C’era ben poco che si potesse fare ormai, niente che il governo mondiale potesse pensare di organizzare per risolvere definitivamente il gravissimo problema, né era possibile ipotizzare di chiudere tutti costoro in ospedali, ed astutamente celarli alla vista degli altri, o semplicemente dimenticarsi delle loro sofferenze. Erano troppi, erano tutti i membri della popolazione Terrestre ad essere stati coinvolti, neonati, giovani e vecchi, nientemeno! Non vi erano neanche fondi sufficienti per compiere un’operazione del genere, e non vi sarebbero mai stati ovviamente. Non si trattava infatti di predisporre progetti di rieducazione professionale per reinserire questi uomini e donne nella vita civile e riavviarli così alle opere di pace di cui vi era grande bisogno ed al mondo del lavoro, in quanto non stavano ritornando da alcuna guerra, non erano stati colpiti durante i combattimenti, né erano scampati ad un attacco, ma la guerra stessa, nella sua forma più subdola ed atroce, era giunta fino a loro, insinuandosi nei loro corpi, nelle loro menti, e menomandoli pesantissimamente per il resto della loro esistenza. Neanche il notevole progresso che l’Umanità aveva raggiunto in quel secolo in campo medico e sanitario era in grado di por rimedio a quanto era avvenuto. Quello che era stato fatto ai Terrestri, le incredibili e dolorose malformazioni che erano state loro imposte dagli alieni a causa dei loro virus, nulla di tutto ciò poteva essere cambiato…

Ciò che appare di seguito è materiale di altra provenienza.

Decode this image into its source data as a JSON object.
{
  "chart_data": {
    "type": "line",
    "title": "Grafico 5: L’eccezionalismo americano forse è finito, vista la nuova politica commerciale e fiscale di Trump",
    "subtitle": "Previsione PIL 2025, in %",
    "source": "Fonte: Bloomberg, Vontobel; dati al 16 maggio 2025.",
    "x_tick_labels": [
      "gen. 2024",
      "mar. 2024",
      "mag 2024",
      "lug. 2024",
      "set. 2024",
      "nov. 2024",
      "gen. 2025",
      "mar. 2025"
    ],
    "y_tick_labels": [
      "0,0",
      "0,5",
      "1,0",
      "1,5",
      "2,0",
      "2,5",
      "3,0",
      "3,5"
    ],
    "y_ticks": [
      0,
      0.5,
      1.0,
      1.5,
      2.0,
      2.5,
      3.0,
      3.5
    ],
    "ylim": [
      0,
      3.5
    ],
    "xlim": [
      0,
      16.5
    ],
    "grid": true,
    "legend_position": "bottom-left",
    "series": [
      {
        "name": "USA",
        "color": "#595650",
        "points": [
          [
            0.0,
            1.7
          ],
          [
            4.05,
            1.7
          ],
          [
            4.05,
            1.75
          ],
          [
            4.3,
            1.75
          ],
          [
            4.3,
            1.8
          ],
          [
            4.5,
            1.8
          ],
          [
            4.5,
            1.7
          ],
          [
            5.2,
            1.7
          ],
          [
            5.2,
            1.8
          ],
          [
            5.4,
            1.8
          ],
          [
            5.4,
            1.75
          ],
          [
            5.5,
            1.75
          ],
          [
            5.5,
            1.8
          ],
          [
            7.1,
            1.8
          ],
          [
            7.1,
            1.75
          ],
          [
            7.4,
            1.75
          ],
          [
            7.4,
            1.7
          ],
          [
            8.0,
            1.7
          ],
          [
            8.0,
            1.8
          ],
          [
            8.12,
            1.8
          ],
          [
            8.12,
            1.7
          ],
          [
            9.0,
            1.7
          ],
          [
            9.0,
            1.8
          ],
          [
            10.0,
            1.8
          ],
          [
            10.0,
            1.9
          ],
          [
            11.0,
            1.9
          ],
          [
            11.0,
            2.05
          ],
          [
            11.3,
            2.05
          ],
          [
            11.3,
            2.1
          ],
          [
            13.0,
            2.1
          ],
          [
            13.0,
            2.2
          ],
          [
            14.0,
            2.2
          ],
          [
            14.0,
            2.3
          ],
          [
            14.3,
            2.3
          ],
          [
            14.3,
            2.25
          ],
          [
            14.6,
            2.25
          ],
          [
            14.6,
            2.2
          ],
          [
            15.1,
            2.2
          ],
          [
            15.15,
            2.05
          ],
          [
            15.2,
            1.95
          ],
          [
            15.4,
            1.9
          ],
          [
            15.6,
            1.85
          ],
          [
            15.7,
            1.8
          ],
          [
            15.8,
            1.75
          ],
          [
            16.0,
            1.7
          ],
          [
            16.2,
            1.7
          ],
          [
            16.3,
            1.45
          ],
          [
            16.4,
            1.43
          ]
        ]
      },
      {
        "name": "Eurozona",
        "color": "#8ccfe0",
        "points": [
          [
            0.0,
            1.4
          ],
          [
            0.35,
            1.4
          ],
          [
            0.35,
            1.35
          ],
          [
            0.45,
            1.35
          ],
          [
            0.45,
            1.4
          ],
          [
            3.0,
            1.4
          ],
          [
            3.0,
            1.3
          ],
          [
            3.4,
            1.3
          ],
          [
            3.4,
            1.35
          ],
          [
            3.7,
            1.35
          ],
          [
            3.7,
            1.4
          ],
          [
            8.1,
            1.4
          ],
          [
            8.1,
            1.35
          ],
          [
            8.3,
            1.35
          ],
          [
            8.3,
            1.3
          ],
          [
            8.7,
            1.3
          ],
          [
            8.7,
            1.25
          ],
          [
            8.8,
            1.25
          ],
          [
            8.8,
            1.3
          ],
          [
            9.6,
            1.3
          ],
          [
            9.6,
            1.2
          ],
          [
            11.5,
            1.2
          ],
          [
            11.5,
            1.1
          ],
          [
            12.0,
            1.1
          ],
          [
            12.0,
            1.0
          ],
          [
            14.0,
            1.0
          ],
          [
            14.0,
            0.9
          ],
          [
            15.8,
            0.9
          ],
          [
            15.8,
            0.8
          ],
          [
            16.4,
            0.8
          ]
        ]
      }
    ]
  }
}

Oltretutto, al tormento delle lacerazioni fisiche di cui era pieno il loro corpo, si sommavano altri problemi di non poco conto. Infatti, a numerosissimi individui – e parliamo di milioni di persone… – era stata diagnosticata anche una nuova seria malattia conosciuta come ‘nevrosi da guerra spaziale’, ovvero, una patologia psichiatrica dovuta al forte stress subito da tutti coloro che, vivendo in ogni paese esistente sulla superficie terrestre, erano stati imprevedibilmente sottoposti a tale trasformazione da un momento all’altro, ed erano stati costretti a sopportarne e viverne le terribili conseguenze, giorno dopo giorno, senza possibilità di cambiare la loro situazione, né ora né in futuro.

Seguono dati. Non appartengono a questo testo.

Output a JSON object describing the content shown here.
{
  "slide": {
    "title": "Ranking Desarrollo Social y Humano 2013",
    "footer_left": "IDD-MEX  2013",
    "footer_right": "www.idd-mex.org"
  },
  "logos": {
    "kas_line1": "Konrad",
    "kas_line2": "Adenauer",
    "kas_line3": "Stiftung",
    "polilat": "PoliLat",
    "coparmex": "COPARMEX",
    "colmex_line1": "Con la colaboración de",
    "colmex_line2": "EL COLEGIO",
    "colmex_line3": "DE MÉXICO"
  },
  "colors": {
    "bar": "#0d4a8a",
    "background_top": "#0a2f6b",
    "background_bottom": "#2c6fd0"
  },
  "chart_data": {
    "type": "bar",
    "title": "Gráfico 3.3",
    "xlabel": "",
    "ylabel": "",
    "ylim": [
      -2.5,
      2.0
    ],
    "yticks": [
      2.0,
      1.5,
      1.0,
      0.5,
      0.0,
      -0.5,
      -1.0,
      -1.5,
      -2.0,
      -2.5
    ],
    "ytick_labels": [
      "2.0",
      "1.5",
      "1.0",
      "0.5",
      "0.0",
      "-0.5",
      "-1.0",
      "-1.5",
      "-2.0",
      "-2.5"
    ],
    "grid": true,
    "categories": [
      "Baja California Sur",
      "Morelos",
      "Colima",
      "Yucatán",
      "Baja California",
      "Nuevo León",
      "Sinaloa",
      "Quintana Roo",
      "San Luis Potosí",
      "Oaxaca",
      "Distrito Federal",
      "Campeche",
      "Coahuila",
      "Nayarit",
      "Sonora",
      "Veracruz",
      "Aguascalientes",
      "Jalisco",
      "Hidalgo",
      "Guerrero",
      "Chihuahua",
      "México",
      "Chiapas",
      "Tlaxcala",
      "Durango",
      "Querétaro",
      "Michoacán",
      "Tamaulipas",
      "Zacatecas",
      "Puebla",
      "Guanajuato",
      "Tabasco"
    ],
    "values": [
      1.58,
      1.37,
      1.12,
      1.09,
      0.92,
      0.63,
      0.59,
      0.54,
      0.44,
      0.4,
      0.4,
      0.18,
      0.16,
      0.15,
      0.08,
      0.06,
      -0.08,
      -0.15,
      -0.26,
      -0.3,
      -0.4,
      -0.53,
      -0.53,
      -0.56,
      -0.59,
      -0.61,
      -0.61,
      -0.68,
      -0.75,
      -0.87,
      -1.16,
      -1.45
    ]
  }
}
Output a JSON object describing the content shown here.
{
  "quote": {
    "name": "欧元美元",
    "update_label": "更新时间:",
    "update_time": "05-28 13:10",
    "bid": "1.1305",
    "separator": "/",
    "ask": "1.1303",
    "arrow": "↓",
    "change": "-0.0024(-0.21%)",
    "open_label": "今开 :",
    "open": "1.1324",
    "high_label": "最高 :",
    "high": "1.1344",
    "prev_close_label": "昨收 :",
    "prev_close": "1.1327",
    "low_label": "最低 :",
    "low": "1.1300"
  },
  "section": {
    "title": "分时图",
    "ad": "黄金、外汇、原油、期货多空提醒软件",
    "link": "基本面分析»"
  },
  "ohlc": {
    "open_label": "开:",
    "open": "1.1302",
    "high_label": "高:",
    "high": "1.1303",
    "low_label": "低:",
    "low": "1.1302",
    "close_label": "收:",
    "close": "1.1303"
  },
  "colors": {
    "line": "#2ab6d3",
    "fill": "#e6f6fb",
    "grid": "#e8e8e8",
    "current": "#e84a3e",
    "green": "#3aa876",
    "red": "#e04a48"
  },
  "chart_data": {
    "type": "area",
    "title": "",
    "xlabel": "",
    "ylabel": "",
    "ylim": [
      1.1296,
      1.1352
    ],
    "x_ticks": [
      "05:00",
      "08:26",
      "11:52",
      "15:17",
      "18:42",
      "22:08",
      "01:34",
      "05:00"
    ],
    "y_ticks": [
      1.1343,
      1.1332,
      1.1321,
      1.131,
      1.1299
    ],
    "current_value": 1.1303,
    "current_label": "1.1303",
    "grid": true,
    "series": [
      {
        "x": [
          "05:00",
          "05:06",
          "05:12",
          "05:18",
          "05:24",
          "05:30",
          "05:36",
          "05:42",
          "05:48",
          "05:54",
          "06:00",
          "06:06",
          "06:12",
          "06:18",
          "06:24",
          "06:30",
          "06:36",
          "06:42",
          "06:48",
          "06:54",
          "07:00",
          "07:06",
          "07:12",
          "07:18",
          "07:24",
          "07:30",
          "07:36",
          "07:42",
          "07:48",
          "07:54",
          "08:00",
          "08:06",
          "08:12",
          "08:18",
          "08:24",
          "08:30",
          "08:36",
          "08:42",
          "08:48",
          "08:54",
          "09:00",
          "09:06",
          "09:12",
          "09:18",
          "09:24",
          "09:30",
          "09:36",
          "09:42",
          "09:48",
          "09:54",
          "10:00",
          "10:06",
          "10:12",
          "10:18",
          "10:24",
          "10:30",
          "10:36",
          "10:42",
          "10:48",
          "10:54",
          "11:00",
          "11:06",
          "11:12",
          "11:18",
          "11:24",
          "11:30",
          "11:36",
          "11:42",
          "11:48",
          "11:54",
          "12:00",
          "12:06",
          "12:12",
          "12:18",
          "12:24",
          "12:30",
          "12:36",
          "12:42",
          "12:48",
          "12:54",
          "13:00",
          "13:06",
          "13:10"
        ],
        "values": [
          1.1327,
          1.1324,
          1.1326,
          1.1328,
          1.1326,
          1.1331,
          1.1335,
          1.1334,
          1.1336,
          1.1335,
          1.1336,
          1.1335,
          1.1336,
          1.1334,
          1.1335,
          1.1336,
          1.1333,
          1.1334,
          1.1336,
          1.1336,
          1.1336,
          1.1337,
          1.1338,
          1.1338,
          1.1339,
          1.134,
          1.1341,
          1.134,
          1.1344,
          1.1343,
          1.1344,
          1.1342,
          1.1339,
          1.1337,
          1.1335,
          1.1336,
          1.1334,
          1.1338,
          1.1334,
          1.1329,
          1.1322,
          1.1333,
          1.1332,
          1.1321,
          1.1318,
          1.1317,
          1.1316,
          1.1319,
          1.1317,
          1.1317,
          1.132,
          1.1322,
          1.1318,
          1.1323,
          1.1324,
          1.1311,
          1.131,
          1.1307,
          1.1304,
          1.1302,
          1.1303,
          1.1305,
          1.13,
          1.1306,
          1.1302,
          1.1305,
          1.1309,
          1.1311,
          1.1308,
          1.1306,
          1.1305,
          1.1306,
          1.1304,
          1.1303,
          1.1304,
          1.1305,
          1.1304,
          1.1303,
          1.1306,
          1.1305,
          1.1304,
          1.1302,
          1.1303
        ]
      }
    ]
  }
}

Questo fece ritornare Ishaq ai tragici fatti di quel giorno, molti anni addietro.

—————————————-

Vi era un andirivieni continuo di squadre militari e singoli tenenti che tenevano a fatica il passo dei loro superiori, accanto ai veloci mezzi multifunzionali posizionati lungo le paratie su cui avrebbero dovuto presto salire a bordo per discendere verso il pianeta desolato ove era stato deciso di costituire il Centro Comando provvisorio, in attesa di nuovi ordini. Fra circa mezz’ora, se veniva confermato quanto sapevano, avrebbero iniziato le operazioni militari di conquista e consolidamento del territorio che si stendeva sotto la loro astronave dall’aspetto corazzato e battagliero.

Ma non tutto andò come previsto. Anzi, era stato proprio da quel momento in poi che ogni cosa aveva cominciato ad andare in malora, senza dubbio.

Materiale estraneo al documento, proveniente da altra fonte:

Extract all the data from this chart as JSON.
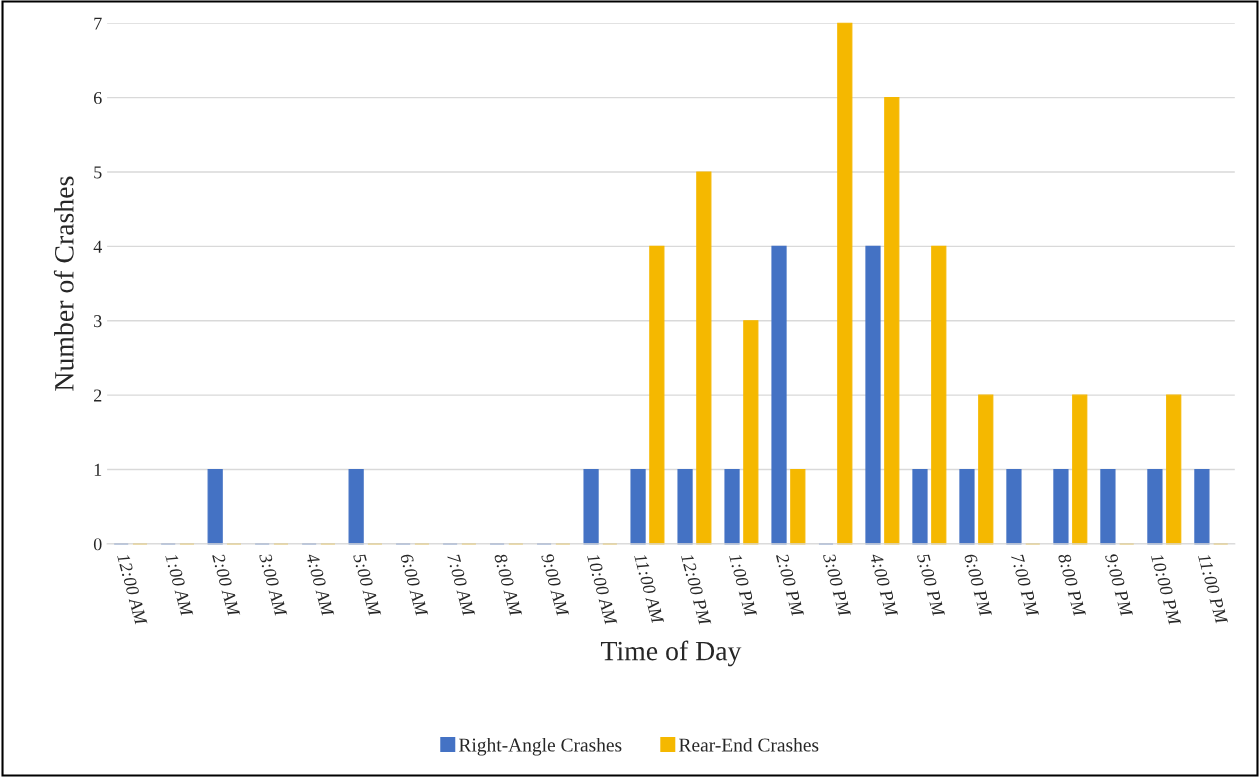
{
  "chart_data": {
    "type": "bar",
    "xlabel": "Time of Day",
    "ylabel": "Number of Crashes",
    "categories": [
      "12:00 AM",
      "1:00 AM",
      "2:00 AM",
      "3:00 AM",
      "4:00 AM",
      "5:00 AM",
      "6:00 AM",
      "7:00 AM",
      "8:00 AM",
      "9:00 AM",
      "10:00 AM",
      "11:00 AM",
      "12:00 PM",
      "1:00 PM",
      "2:00 PM",
      "3:00 PM",
      "4:00 PM",
      "5:00 PM",
      "6:00 PM",
      "7:00 PM",
      "8:00 PM",
      "9:00 PM",
      "10:00 PM",
      "11:00 PM"
    ],
    "series": [
      {
        "name": "Right-Angle Crashes",
        "color": "#4472c4",
        "values": [
          0,
          0,
          1,
          0,
          0,
          1,
          0,
          0,
          0,
          0,
          1,
          1,
          1,
          1,
          4,
          0,
          4,
          1,
          1,
          1,
          1,
          1,
          1,
          1
        ]
      },
      {
        "name": "Rear-End Crashes",
        "color": "#f5b800",
        "values": [
          0,
          0,
          0,
          0,
          0,
          0,
          0,
          0,
          0,
          0,
          0,
          4,
          5,
          3,
          1,
          7,
          6,
          4,
          2,
          0,
          2,
          0,
          2,
          0
        ]
      }
    ],
    "ylim": [
      0,
      7
    ],
    "yticks": [
      0,
      1,
      2,
      3,
      4,
      5,
      6,
      7
    ],
    "grid": "y",
    "legend": "bottom"
  }
}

“Che succede?” chiese ad un certo punto il capitano della sua squadra d’assalto “Perché si sono interrotte tutte le comunicazioni interne?”

“Signore, sta succedendo la stessa cosa anche alle armi… tutti i fucili ed i mitragliatori degli uomini stanno velocemente perdendo energia, non mantengono la carica di cui erano stati riforniti…” precisò il suo assistente in seconda.

“Maledizione, maledizione, maledizione!” cominciò a ripetere in un impeto d’ira il superiore.

“Ci stanno prosciugando le riserve, sembra che l’energia stia venendo risucchiata su tutta la nave…” aggiunse il sergente, un uomo alto e ben piantato che era noto per i suoi modi sbrigativi e ben poco accomodanti anche nei confronti dei più alti in grado. “Di questo passo saremo completamente indifesi!”

“Fra quanto?” il capitano lo incalzò.

“Di fatto, signore, temo che lo siamo già…” rispose l’altro.

“Come hanno fatto? Voglio sapere come hanno fatto, subito!” insistette con voce cupa il corpulento comandante dell’intero Reparto d’Armata che raggiunse correndo il punto esatto in cui si trovava lo stesso Ishaq con i suoi commilitoni ed il capitano. Ancora oggi l’uomo ricordava chiaramente l’espressione sconcertata e priva di sé al tempo stesso che aveva notato nei suoi occhi, come se stesse accadendo di nuovo davanti a lui ora.

“Non funziona davvero più nulla…” esclamò un soldato.

“Qui è tutto offline!” aggiunge un medico accanto a lui.

“Come possono farlo? Che armi utilizzano?” si sentì chiedere da qualche parte, in un ambiente che stava diventando sempre più ingovernabile e confuso.

“Ehi, ci hanno lasciato anche senza luce!” disse poco dopo un altro che gli stava accanto.

E così via, in un susseguirsi di brutte notizie e malfunzionamenti sempre più consistenti e gravi che stavano mettendo in pericolo la stessa navigazione della loro astronave.

Hanno fatto la loro mossa, ora verranno a finirci…” pensò fra sé il comandante. Mentre già il suo volto si rabbuiava, presagendo forse la triste fine che li attendeva…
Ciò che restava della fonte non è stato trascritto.